É importante destacar que a elevação dos preços monitorados vem reduzir uma enorme defasagem acumulada. Os preços monitorados vêm sendo reajustados sistematicamente abaixo da inflação média desde maio de 2007, desconsiderando-se cinco meses entre o segundo semestre de 2009 e o início de 2010, em uma situação excepcional.
A defasagem foi muito ampliada ao longo de 2013. Entre fevereiro e dezembro daquele ano, o IPCA dos preços monitorados manteve-se 4 pontos percentuais abaixo do IPCA, na série de doze meses acumulados (ver Gráfico).

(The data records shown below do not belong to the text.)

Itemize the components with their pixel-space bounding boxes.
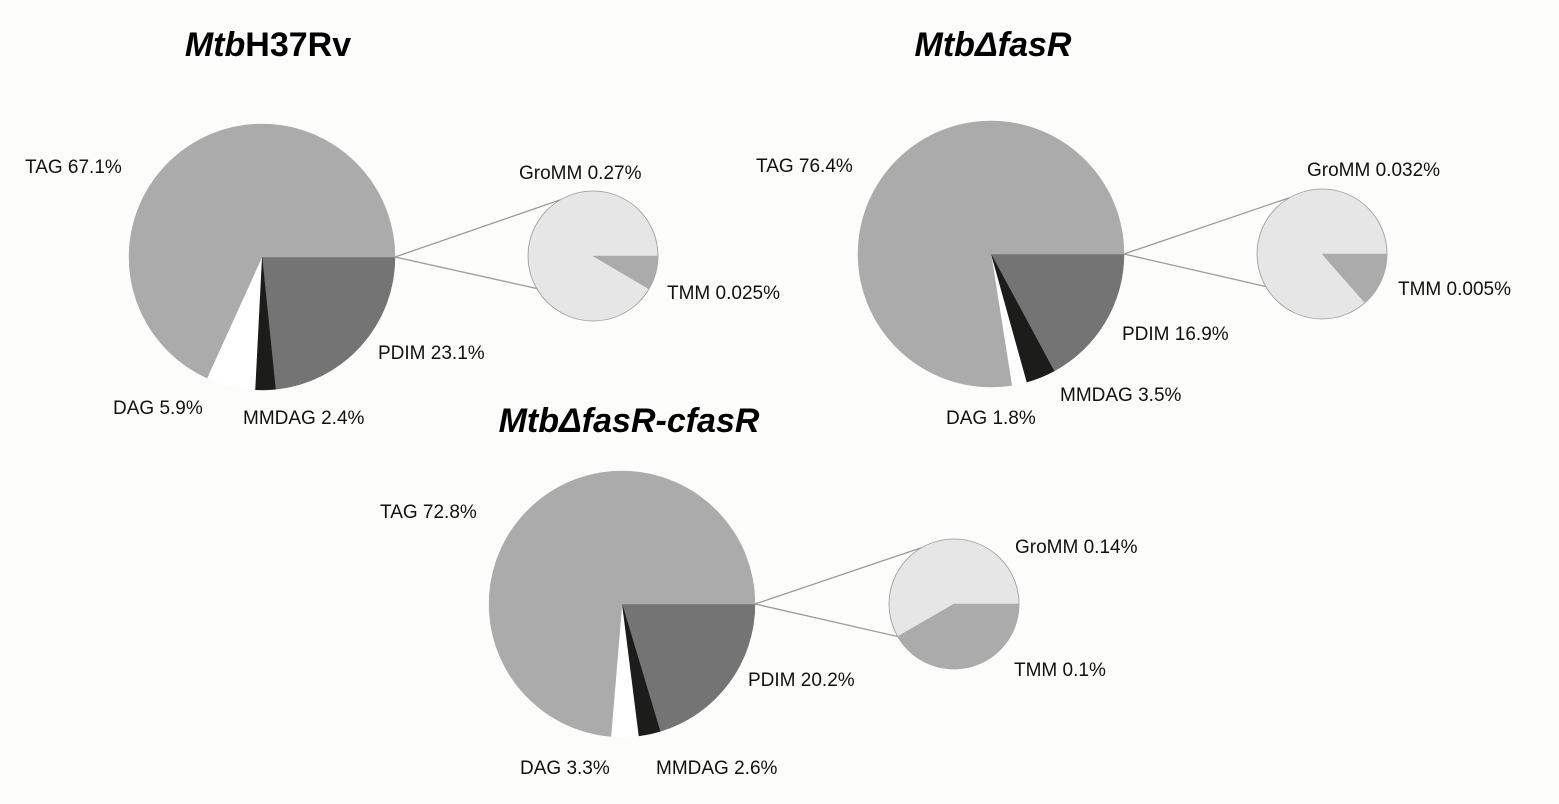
label-pdim: PDIM 20.2% (748, 670, 855, 691)
connector-line-top (754, 547, 922, 605)
pie-chart-3: MtbΔfasR-cfasR TAG 72.8% DAG 3.3% MMDAG 2.6… (380, 402, 1138, 779)
main-pie (857, 120, 1125, 388)
main-pie (488, 470, 756, 738)
label-tmm: TMM 0.025% (667, 283, 780, 304)
slice-tag (488, 470, 756, 737)
secondary-pie (1256, 188, 1388, 320)
slice-dag (991, 254, 1027, 386)
label-tag: TAG 72.8% (380, 502, 477, 523)
label-gromm: GroMM 0.27% (519, 163, 642, 184)
slice-tmm (592, 255, 659, 290)
secondary-pie (527, 190, 659, 322)
connector-line-top (1123, 197, 1290, 255)
label-pdim: PDIM 16.9% (1122, 324, 1229, 345)
slice-mmdag (621, 603, 661, 737)
connector-line-top (394, 199, 561, 258)
slice-tag (128, 123, 396, 379)
connector-line-bottom (754, 603, 898, 638)
label-pdim: PDIM 23.1% (378, 343, 485, 364)
pie-chart-2: MtbΔfasR TAG 76.4% DAG 1.8% MMDAG 3.5% PDIM … (756, 26, 1511, 429)
connector-line-bottom (394, 256, 537, 290)
chart-title: MtbΔfasR-cfasR (499, 402, 760, 440)
label-dag: DAG 3.3% (520, 758, 610, 779)
secondary-pie (888, 538, 1020, 670)
slice-pdim (261, 256, 396, 390)
label-mmdag: MMDAG 2.4% (243, 408, 365, 429)
slice-tmm (1321, 253, 1388, 304)
label-mmdag: MMDAG 2.6% (656, 758, 778, 779)
pie-chart-1: MtbH37Rv TAG 67.1% DAG 5.9% MMDAG 2.4% PDIM … (25, 26, 780, 429)
label-tmm: TMM 0.005% (1398, 279, 1511, 300)
chart-title: MtbH37Rv (185, 26, 351, 64)
label-gromm: GroMM 0.032% (1307, 160, 1440, 181)
slice-mmdag (254, 256, 276, 391)
slice-pdim (621, 603, 756, 732)
label-tmm: TMM 0.1% (1014, 660, 1106, 681)
label-mmdag: MMDAG 3.5% (1060, 385, 1182, 406)
label-gromm: GroMM 0.14% (1015, 537, 1138, 558)
chart-title-part: MtbΔfasR-cfasR (499, 402, 760, 440)
label-dag: DAG 1.8% (946, 408, 1036, 429)
slice-dag (207, 257, 262, 390)
chart-title-part: MtbΔfasR (915, 26, 1072, 64)
label-tag: TAG 67.1% (25, 157, 122, 178)
connector-line-bottom (1123, 253, 1266, 288)
slice-mmdag (990, 253, 1055, 383)
chart-title-part: H37Rv (245, 26, 351, 64)
slice-tmm (897, 603, 1020, 670)
slice-tag (857, 120, 1125, 388)
slice-pdim (990, 253, 1125, 372)
chart-title: MtbΔfasR (915, 26, 1072, 64)
label-tag: TAG 76.4% (756, 156, 853, 177)
label-dag: DAG 5.9% (113, 398, 203, 419)
main-pie (128, 123, 396, 391)
slice-dag (610, 604, 639, 738)
chart-title-part: Mtb (185, 26, 245, 64)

Em 2014, o governo estreitou essa diferença mas ela se manteve muito ampla até meados do ano quando a elevação dos preços monitorados foi acelerada, reduzindo a diferença em relação ao IPCA. Depois de dezembro, os preços monitorados foram fortemente corrigidos, fazendo com que as taxas acumuladas em doze meses em janeiro e fevereiro superassem o IPCA- Geral, o que não acontecia desde fevereiro de 2010.
Comercializáveis e não comercializáveis
A queda nas cotações internacionais de nossas principais commodities agrícolas e minerais, além da forte retração nos preços do petróleo e gás, propiciou que o IPCA dos bens e serviços comercializáveis tenha declinado na série de doze meses desde meados de 2014, mesmo com a forte apreciação do câmbio no período. O IPCA dos comercializáveis somente reagiu em janeiro, mas o acumulado em doze meses manteve-se abaixo do IPCA-Geral.
Ainda assim, é de se esperar que nos próximos meses a elevação nos preços dos produtos e serviços comercializáveis, desde eletrônicos e insumos industriais até fretes e turismo internacionais, venha a acelerar, refletindo o novo patamar do câmbio.
Por outro lado, o IPCA dos bens e serviços não comercializáveis, que não sofre impacto direto do câmbio, como são os casos dos serviços pessoais e alimentação fora de casa, se manteve acima do IPCA-Geral até o momento, indicando que o desaquecimento em curso da economia ainda não atingiu fortemente o poder de compra interno, nem o mercado de trabalho no segmento de serviços.
A tendência nos próximos meses é de que os preços dos bens e serviços comercializáveis, que dependem da cotação do câmbio, passem a subir acima da inflação média, enquanto os preços dos bens e serviços que não são cotados no mercado internacional e não sofrem concorrência direta com os importados passem a ser reajustados abaixo do IPCA médio, na medida em que a economia desaquecer e o poder de compra da população se tornar mais restrito, em um processo inverso ao que ocorreu quando o câmbio foi desvalorizado, entre o início de 2004 e meados de 2011.